In an interview Tuesday, Rosann Wowchuk confirmed the province will not implement the HST in next year's budget.
"As we do the analysis, we just do not see... that it (implementing the HST) is in the best interests of our consumers or the province at this time," she said.
Manitoba business leaders have been pushing for harmonizing the five per cent federal GST with the seven per cent provincial sales tax to create one 12 per cent tax, saying it would create administrative efficiencies and lower business costs.
But the province has balked, saying consumers would be on the hook for $400 million a year in additional costs, while the provincial treasury would take a similar hit.
Manitoba businesses might be the only winners, gaining a half billion dollars in cost savings.
A harmonized tax would be more costly for consumers because it would apply to products and services on which only one tax is currently charged.
The province has thoroughly analyzed the issue, Wowchuk said, and is putting the finishing touches on a report that will be released in the next week or two.
Wowchuk said Ottawa has also failed to offer sufficient cash incentives to Manitoba.
"The federal government has offered some money," she said, but it's lump-sum payment. "If you take the one-time money this year, what about next year?" she said.
On Tuesday, the Winnipeg Chamber of Commerce called a press conference to pressure the Selinger government to implement the blended tax, fearing Manitoba businesses will be at a great disadvantage compared to other jurisdictions.

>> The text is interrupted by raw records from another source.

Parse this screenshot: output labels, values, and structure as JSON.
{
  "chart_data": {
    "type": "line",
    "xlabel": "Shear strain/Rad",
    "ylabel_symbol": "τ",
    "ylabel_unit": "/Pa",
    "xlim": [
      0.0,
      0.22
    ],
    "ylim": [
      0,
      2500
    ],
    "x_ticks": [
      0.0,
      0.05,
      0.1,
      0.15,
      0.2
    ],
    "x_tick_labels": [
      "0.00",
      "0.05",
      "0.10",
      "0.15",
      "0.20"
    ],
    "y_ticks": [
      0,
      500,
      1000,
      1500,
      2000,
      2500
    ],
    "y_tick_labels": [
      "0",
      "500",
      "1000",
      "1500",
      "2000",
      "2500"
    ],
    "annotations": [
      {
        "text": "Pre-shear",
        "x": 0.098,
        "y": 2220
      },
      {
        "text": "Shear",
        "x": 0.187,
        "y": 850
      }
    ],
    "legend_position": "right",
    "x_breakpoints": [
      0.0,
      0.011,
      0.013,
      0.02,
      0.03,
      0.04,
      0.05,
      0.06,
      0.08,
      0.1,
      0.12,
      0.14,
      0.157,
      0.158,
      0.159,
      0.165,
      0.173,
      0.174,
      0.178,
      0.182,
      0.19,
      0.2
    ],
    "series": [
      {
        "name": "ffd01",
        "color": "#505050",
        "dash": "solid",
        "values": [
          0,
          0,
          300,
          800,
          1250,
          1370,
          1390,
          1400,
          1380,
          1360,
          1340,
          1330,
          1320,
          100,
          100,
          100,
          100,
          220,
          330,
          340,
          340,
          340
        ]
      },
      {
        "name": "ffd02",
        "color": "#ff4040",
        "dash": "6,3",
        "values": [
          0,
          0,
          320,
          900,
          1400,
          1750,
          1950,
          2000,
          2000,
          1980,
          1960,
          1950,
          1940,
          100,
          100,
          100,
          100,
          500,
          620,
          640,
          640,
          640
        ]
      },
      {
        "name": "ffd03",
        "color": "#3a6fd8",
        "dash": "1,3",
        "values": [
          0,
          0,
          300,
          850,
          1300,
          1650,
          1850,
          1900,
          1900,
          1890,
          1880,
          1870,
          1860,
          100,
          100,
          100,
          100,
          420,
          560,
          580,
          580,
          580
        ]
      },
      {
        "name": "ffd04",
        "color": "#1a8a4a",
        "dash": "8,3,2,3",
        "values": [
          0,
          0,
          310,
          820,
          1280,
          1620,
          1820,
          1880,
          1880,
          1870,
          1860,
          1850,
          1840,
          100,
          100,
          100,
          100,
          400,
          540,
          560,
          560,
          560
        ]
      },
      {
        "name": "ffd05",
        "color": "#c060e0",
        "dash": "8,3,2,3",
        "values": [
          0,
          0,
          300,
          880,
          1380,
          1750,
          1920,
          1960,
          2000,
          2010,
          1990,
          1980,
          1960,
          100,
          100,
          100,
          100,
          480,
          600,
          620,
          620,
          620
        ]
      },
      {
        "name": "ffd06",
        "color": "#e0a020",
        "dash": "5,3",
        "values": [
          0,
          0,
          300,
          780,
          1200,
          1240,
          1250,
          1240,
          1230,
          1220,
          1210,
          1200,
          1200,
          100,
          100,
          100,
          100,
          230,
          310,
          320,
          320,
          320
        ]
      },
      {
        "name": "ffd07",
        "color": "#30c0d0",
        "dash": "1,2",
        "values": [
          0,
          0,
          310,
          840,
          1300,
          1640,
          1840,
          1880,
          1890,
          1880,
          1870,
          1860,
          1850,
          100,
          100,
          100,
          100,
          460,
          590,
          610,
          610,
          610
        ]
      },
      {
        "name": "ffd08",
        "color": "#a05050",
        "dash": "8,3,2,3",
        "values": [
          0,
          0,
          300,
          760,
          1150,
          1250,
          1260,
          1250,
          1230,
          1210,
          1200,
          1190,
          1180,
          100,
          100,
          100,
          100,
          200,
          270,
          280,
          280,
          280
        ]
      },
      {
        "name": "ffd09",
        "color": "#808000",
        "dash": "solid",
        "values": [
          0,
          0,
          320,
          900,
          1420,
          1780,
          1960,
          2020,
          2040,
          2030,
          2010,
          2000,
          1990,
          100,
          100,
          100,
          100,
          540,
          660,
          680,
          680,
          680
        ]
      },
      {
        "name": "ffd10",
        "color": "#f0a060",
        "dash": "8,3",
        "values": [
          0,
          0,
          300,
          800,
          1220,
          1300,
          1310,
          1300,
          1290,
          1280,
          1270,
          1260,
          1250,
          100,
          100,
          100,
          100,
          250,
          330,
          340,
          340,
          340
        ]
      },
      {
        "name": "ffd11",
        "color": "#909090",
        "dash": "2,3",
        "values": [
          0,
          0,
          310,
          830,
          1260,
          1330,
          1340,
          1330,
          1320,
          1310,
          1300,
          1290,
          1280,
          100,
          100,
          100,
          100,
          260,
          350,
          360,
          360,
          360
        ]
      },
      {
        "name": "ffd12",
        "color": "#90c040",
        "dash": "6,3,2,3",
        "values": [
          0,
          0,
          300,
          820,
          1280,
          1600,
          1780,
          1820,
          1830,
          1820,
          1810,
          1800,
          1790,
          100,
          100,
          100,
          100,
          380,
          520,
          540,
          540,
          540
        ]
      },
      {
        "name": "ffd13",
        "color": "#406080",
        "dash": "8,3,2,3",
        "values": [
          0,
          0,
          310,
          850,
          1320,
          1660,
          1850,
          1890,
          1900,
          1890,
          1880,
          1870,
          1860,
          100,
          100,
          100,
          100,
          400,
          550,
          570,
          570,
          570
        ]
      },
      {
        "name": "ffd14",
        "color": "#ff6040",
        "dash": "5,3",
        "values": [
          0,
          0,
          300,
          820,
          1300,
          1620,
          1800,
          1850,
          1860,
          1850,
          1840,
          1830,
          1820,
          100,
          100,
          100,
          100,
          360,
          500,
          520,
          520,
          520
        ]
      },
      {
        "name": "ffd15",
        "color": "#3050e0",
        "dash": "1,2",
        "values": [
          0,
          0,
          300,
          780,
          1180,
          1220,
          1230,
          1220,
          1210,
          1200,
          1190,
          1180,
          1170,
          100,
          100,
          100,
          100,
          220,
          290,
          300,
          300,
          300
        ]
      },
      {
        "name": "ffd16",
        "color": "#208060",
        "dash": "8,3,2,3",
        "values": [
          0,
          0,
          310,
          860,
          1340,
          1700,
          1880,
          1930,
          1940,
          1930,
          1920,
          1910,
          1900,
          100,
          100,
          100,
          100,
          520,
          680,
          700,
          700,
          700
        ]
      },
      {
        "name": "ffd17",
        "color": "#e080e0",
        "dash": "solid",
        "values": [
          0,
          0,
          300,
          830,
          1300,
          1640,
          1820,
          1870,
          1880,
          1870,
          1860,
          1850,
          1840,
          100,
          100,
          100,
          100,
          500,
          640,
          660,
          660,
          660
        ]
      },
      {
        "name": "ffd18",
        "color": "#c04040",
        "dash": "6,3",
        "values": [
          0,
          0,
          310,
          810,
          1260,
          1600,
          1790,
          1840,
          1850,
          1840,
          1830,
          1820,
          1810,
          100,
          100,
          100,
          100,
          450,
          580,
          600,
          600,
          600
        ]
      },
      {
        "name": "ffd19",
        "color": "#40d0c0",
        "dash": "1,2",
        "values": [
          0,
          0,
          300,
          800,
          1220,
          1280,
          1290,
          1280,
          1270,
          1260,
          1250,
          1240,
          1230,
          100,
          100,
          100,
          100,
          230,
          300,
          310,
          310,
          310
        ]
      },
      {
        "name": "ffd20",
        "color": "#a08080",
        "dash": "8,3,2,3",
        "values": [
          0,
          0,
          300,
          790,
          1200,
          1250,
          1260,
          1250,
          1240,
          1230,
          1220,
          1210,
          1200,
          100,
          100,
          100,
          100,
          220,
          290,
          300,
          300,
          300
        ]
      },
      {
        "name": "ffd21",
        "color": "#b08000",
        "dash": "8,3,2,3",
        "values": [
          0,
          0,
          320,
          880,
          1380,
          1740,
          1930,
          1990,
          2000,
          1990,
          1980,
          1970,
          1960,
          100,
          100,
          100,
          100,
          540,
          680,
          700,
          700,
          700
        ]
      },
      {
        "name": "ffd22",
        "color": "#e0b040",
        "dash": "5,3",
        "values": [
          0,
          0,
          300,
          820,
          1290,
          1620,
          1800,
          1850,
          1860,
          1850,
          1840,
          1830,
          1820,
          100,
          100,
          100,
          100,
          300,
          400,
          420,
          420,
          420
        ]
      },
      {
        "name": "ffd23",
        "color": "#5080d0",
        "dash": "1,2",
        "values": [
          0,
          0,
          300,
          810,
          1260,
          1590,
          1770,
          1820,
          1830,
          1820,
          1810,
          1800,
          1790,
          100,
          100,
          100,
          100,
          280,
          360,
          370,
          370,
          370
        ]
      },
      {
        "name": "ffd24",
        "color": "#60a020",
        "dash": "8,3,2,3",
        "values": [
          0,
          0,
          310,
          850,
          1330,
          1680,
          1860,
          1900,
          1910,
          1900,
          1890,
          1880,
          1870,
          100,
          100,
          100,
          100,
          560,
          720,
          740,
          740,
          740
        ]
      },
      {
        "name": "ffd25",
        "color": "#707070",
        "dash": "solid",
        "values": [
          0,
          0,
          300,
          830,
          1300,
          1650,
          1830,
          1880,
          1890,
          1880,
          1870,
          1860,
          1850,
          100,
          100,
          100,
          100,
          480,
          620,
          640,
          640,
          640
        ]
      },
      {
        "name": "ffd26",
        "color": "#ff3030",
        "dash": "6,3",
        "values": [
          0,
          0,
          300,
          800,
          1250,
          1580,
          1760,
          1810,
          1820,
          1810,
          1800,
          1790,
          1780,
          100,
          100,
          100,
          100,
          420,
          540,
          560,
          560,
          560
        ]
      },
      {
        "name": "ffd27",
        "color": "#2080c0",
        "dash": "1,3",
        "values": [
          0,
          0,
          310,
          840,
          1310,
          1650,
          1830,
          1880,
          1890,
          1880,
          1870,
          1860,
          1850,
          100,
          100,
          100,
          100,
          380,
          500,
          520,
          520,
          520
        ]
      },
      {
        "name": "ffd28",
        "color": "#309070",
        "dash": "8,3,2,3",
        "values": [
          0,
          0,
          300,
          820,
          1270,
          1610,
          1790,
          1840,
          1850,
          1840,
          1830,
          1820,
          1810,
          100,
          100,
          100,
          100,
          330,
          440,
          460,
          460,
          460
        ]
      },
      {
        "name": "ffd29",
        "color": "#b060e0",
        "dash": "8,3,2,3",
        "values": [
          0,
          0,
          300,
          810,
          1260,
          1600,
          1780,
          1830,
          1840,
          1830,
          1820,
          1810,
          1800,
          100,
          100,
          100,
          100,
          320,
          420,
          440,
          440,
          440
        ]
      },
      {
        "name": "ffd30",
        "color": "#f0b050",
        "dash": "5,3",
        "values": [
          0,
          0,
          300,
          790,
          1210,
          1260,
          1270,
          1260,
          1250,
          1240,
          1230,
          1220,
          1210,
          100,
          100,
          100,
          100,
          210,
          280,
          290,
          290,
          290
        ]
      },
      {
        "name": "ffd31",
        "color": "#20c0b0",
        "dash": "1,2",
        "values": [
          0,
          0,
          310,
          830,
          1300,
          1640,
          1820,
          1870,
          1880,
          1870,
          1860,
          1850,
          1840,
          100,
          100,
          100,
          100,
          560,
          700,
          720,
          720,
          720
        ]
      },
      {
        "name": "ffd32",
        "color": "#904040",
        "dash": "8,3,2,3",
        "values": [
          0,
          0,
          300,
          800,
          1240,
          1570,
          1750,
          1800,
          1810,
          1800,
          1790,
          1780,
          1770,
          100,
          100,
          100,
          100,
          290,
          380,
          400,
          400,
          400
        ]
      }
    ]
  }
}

Failure to act "will have a significant influence on our ability to be able to attract investment, to attract companies and jobs and, frankly, to be able to keep our current businesses here in Manitoba," chamber president Dave Angus said.
Angus called for the establishment of an all-party committee of the legislature to consult the public on the issue.
But Wowchuk questioned whether such a committee would add to the debate when her department had already analyzed the costs and benefits of adopting an HST.
Opposition Leader Hugh McFadyen said Tuesday there is no sense convening such a group, since the NDP had already made up its mind.
Wowchuk said the provincial government will monitor the experience with the HST in other provinces, including Ontario and British Columbia, which are set to jump on board July 1, 2010.
By then, provinces representing 94 per cent of Canadians will be using the HST, according to the chamber.